This decision came after a couple informed council of their ordeal losing two young dogs, after they escaped the fence over the Fourth of July holiday and were euthanized at the shelter, before the family could collect them.
Belz said another factor that has helped curb euthanasia is assistance from the Palo Pinto County Humane Society and fosters who work through this non-profit organization.
In fact, he said several animals, including a number of owner-surrendered Chihuahuas, now in foster hands, will be available for adoption at Waldens on Saturday.
He said the shelter has an assortment of dogs, varying in sizes from the Chihuahuas to Pit Bulls and larger. And, on a daily basis, Waldens has many shelter cats and kittens inside the store in the adoption center.
The Palo Pinto County Humane Society will also be on hand at Saturday’s adoption to help and those fostering shelter-released animals will bring some of the puppies and dogs in their temporary care.
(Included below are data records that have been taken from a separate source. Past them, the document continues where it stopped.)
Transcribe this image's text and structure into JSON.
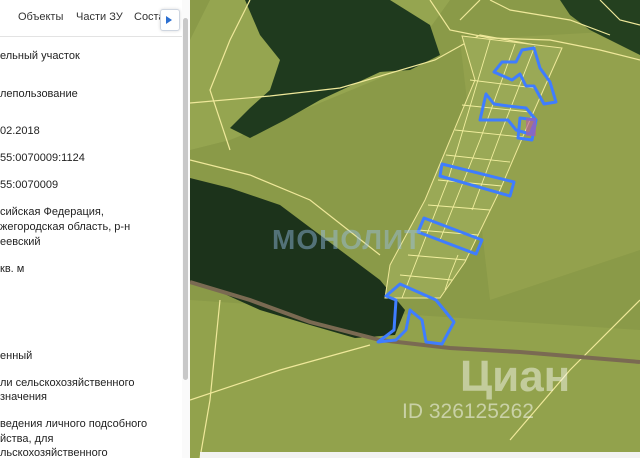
{
  "tabs": [
    "Объекты",
    "Части ЗУ",
    "Соста"
  ],
  "fields": [
    "ельный участок",
    "лепользование",
    "02.2018",
    "55:0070009:1124",
    "55:0070009",
    "сийская Федерация,",
    "жегородская область, р-н",
    "еевский",
    "кв. м",
    "енный",
    "ли сельскохозяйственного",
    "значения",
    "ведения личного подсобного",
    "йства, для",
    "льскохозяйственного"
  ],
  "map": {
    "watermark_left": "МОНОЛИТ",
    "watermark_right": "Циан",
    "listing_id": "ID 326125262"
  },
  "colors": {
    "field": "#8a9a48",
    "forest": "#1f3a1e",
    "plot_outline": "#3f7dff",
    "boundary": "#efe89a",
    "road": "#7a6a52"
  }
}
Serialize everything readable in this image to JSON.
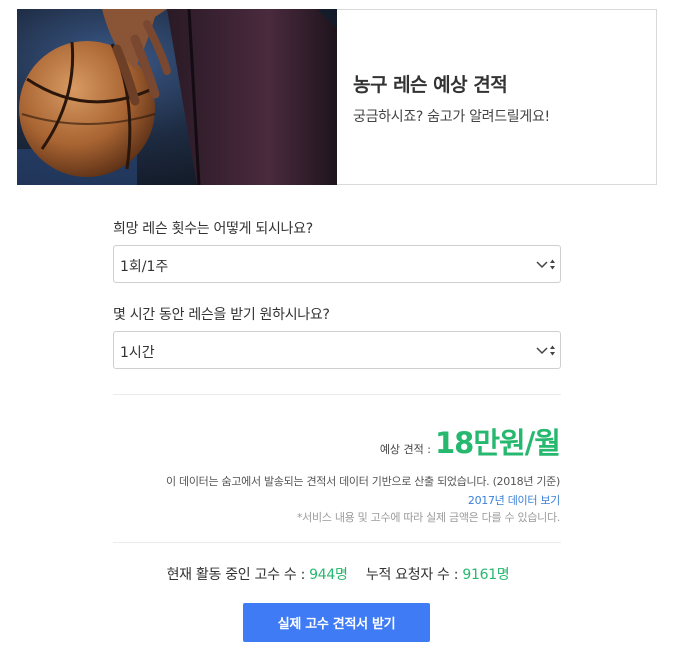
{
  "hero": {
    "title": "농구 레슨 예상 견적",
    "subtitle": "궁금하시죠? 숨고가 알려드릴게요!",
    "image_alt": "basketball-photo"
  },
  "question1": {
    "label": "희망 레슨 횟수는 어떻게 되시나요?",
    "selected": "1회/1주"
  },
  "question2": {
    "label": "몇 시간 동안 레슨을 받기 원하시나요?",
    "selected": "1시간"
  },
  "estimate": {
    "label": "예상 견적 :",
    "value": "18만원/월"
  },
  "notes": {
    "source": "이 데이터는 숨고에서 발송되는 견적서 데이터 기반으로 산출 되었습니다. (2018년 기준)",
    "link_2017": "2017년 데이터 보기",
    "disclaimer": "*서비스 내용 및 고수에 따라 실제 금액은 다를 수 있습니다."
  },
  "stats": {
    "active_label": "현재 활동 중인 고수 수 :",
    "active_value": "944명",
    "requesters_label": "누적 요청자 수 :",
    "requesters_value": "9161명"
  },
  "cta": {
    "label": "실제 고수 견적서 받기"
  },
  "colors": {
    "accent_green": "#27b86f",
    "cta_blue": "#3f7bf5",
    "link_blue": "#3b82d6"
  }
}
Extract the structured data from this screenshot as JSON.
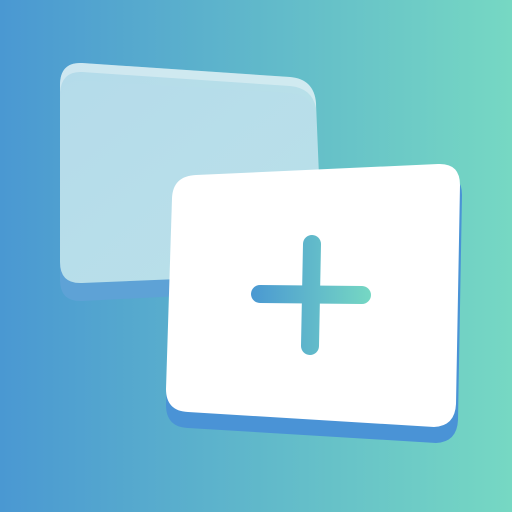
{
  "app_icon": {
    "icon_name": "add-card-icon",
    "colors": {
      "background_start": "#4a98d2",
      "background_end": "#76d8c3",
      "back_card": "#b9deeb",
      "back_card_shadow": "#5ea2d6",
      "front_card": "#ffffff",
      "front_card_shadow": "#4a93d6",
      "plus_start": "#4a98d2",
      "plus_end": "#76d8c3"
    }
  }
}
“Adoptions have increased based on the public becoming aware of how often we euthanize,” he said of the reality of running a city shelter. “Euthanasia is a part of the process, being the size of our shelter, we have to euthanize.”
“People are more aware of what we do. We’ve shown a big increase in adoptions and foster parents (PPCHS) and people coming in to look. We hope to see people coming in on a regular basis,” Belz added. “People can come in any time the shelter is open.”